I promised myself to come back to this forum if I ever did get back together with my ex, which is why I'm here now we've been together for 3 weeks already and this new relationship with him is just going so much more better than the old.
We broke up officially in November, not even a week into my NC he started dating another girl and giving her all I wanted out of him. I was heartbroken. Really heartbroken. I ended up needing therapy and pulled myself out of depression.
Honestly though I wouldn't have changed the events that happened I went from miserable codependant with a boyfriend that didn't give me anything to having 2 jobs, back in college and on track to get my own car and apartment again.
I also was seeing someone else I thought was much better than my ex until earlier this month, he was the sweetest thing in the world at first, and then he started showing some abusive qualities my ex's timing was great, I can't say that I would've stayed away from the new guy after he promised change and seemed to be the sweetheart I first met.

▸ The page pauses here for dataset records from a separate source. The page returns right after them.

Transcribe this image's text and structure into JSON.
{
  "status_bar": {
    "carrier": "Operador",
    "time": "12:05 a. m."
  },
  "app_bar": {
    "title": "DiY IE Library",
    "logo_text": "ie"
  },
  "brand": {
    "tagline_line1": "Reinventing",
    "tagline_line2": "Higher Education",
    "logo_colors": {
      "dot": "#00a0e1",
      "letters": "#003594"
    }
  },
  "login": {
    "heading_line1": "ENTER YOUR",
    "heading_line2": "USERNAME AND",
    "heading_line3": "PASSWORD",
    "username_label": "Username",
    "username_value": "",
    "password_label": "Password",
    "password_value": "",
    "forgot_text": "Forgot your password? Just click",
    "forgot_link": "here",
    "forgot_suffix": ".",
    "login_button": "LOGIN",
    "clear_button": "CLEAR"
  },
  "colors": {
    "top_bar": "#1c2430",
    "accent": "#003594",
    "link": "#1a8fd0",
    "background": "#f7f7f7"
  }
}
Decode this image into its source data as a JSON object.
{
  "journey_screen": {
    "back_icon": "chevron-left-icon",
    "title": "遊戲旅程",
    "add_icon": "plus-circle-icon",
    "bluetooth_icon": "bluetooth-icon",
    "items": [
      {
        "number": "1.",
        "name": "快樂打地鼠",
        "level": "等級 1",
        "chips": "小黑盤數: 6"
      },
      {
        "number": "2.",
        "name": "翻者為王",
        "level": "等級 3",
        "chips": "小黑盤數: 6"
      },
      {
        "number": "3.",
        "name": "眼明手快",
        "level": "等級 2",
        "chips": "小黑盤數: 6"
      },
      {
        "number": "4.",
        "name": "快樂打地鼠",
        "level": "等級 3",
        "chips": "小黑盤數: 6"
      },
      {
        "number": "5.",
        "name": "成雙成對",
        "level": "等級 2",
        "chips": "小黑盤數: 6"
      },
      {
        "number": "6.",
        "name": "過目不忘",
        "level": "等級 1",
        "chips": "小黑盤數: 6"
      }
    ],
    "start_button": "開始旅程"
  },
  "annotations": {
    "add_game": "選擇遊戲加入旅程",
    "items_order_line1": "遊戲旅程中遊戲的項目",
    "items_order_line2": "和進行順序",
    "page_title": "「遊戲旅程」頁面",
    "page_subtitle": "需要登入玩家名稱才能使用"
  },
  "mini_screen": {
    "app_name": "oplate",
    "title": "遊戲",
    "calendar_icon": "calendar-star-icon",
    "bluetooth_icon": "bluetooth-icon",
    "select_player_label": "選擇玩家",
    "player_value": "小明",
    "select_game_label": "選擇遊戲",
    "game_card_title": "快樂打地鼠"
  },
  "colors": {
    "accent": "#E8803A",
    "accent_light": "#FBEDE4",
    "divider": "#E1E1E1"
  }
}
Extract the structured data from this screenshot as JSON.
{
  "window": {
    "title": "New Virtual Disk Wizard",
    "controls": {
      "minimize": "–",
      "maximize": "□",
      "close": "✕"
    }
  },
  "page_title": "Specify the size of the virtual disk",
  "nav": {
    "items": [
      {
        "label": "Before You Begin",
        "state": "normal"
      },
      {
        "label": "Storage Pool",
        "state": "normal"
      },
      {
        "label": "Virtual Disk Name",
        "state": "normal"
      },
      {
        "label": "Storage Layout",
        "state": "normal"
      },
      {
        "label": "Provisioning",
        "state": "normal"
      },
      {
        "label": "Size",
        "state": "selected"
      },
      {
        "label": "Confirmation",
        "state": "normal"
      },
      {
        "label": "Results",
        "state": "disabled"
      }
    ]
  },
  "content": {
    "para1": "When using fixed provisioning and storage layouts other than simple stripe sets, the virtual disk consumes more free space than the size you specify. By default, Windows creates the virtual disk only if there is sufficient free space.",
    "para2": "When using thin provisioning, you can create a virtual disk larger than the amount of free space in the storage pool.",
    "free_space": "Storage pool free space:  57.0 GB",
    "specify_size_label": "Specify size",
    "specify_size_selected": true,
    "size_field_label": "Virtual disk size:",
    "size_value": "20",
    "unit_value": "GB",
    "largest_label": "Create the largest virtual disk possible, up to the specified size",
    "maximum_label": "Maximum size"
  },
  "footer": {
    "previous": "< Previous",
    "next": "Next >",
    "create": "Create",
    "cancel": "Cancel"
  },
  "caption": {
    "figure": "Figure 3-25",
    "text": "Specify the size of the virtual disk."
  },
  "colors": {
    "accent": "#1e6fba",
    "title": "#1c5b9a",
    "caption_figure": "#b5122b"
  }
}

We openly talk about our "rebounds" his was more of a rebound than mine... I learned he met the girl off Tinder and moved fast out of loneliness, but the relationship was solely based on their children getting along.
Quite honestly, if the other guy didn't show these red flags(hitting and throwing the cat, throwing things at me, being overly possessive after 1 month, etc) I would've stayed with him. I do miss him still. I just hope I'm not actually rebounding off him with my ex...
I made my ex bend over backwards to come back too, and to show he changed for the better. So far so good
This thread helped me a lot during my healing process, I'd read it for hope that he'd return until I no longer needed that hope as a crutch and walked away. I believe that's what helped him to come back, just me letting go of any possibility and living in what's going on in the present. So thanks everyone who's written their stories on here, and who's given me support.